The important question is not whether the means are different. The important questions are how different the means are and what our uncertainty is in that difference. If we had sufficient data and performed our statistical test, we would find that the difference is statistically significant, perhaps highly so (a tiny p-value). However, because our sample size is large, we could detect even a minuscule difference in means, a difference so small that although it is statistically significant, it may not be scientifically important. For example, the mean heights of two forests might be 1 mm, surely of no consequence when the trees are 50 m tall. Similarly, in a large enough study we might find that the effectiveness of a drug is statistically significant when it raises survival by merely 0.01%, an effect so small to be of little use.
Given the criticisms of p-values and those of significance testing, one might wonder what a scientist should do.
These criticisms do not mean that p-values have no place or should be banned, although some statisticians have argued this, and some journals have banned them. These criticisms also do not mean that we should stop using statistics altogether. What they do mean is that we have to stop using them in a dichotomous way and that we have to report our results fairly and without the misuses that abound.
Most importantly, we should place a greater emphasis on estimation and the uncertainty of our estimate. For example, when we compare sample means, we should not focus on the narrow and almost certainly false hypothesis of zero difference. Instead, we should focus on estimating that difference in sample means and measuring the uncertainty in that difference. This is what confidence intervals do, and we should use them. In short, we should embrace uncertainty. We should estimate the quantities that interest us and our uncertainty in them because that uncertainty will reveal the range of explanations compatible with our data, far more than a simple null hypothesis.
Even within a confidence interval, it is important to realize what it represents.
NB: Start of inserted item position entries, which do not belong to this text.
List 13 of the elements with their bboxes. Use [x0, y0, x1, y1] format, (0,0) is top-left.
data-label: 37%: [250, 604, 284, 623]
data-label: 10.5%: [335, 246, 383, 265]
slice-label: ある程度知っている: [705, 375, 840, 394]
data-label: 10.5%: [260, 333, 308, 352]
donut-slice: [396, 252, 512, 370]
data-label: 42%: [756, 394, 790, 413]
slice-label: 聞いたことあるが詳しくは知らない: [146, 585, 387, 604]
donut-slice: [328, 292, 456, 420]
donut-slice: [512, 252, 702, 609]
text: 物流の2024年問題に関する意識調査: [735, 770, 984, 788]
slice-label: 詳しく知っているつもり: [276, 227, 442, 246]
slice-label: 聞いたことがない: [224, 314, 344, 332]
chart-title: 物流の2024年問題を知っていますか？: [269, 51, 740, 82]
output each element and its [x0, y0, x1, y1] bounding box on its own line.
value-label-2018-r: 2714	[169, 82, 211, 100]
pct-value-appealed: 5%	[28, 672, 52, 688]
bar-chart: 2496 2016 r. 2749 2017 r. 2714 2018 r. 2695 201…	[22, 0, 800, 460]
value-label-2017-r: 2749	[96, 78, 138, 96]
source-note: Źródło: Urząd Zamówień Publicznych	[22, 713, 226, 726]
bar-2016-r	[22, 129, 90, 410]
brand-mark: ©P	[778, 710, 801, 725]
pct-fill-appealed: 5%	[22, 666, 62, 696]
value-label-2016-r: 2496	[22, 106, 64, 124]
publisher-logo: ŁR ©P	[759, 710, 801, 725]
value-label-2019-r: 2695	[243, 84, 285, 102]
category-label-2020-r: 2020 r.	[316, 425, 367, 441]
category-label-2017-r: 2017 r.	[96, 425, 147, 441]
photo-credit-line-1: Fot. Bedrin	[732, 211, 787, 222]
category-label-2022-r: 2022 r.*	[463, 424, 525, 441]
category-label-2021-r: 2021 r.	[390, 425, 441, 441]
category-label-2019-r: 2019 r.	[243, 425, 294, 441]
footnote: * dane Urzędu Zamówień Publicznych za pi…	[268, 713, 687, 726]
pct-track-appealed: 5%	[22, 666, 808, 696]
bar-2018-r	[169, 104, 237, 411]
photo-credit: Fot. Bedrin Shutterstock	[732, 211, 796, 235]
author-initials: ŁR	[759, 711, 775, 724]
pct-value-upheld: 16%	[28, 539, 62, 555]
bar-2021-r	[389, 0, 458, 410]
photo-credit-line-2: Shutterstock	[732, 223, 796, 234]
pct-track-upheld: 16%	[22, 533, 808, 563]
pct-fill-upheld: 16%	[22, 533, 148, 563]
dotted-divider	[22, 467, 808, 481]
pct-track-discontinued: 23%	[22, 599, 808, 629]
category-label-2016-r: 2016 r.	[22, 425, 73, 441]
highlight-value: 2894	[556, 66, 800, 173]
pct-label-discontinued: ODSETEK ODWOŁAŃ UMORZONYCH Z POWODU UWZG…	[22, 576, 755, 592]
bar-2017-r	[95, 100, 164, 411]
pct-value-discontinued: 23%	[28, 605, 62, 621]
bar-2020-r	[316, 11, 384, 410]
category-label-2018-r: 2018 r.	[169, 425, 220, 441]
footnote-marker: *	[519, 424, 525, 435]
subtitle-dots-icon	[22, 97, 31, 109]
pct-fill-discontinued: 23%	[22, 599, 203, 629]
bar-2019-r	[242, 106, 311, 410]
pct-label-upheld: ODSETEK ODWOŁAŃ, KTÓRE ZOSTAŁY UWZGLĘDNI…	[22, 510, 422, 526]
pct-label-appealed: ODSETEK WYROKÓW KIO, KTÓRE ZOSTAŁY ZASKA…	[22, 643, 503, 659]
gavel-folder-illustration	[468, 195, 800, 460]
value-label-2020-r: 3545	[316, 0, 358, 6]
Although a confidence interval is a set of hypotheses consistent with the data for a given level of confidence (often 95%), hypotheses towards the center of that interval (that is, closer to the estimate) are more probable than those near the edges of the confidence interval. Moreover, hypotheses just beyond the confidence interval are still possible, although increasingly improbable: Remember that confidence intervals become broader as the level of confidence increases. Values just outside a 95% confidence interval would still be within a 99% confidence interval.
In this approach, we no longer make simple cut-and-dried decisions but instead emphasize how likely certain explanations (hypotheses) are relative to others. In short, we embrace the uncertainty.
For now, and likely for some time into the future, we will have to live with p-values. Advisors, editors, and reviewers may demand them, particularly when they do not understand the issues. You should try to raise awareness but realize that you may be forced to use p-values. If so, be clear about what the p-value represents: the probability of observing a statistic or one more extreme if the null hypothesis is true, not vice versa. Report p-values with reasonable precision (one or two significant figures, at most), and don’t report them with inequalities (e.g., p<0.05). Don’t tag p-values as significant or insignificant based on arbitrary criteria such as 0.05, and don’t flag p-values with stars to imply that some are more special than others. Even if you must use p-values, focus on the values of your estimates (and their uncertainty) to understand the scientific significance of your results and the hypotheses consistent with the data.
Scientists rise up against statistical significance
Amrhein, V., S. Greenland, B. McShane. 2019. Scientists rise up against statistical significance. Nature 567:305–307.
Holland, S.M. 2019. Estimation, not significance. Paleobiology 45:1–6.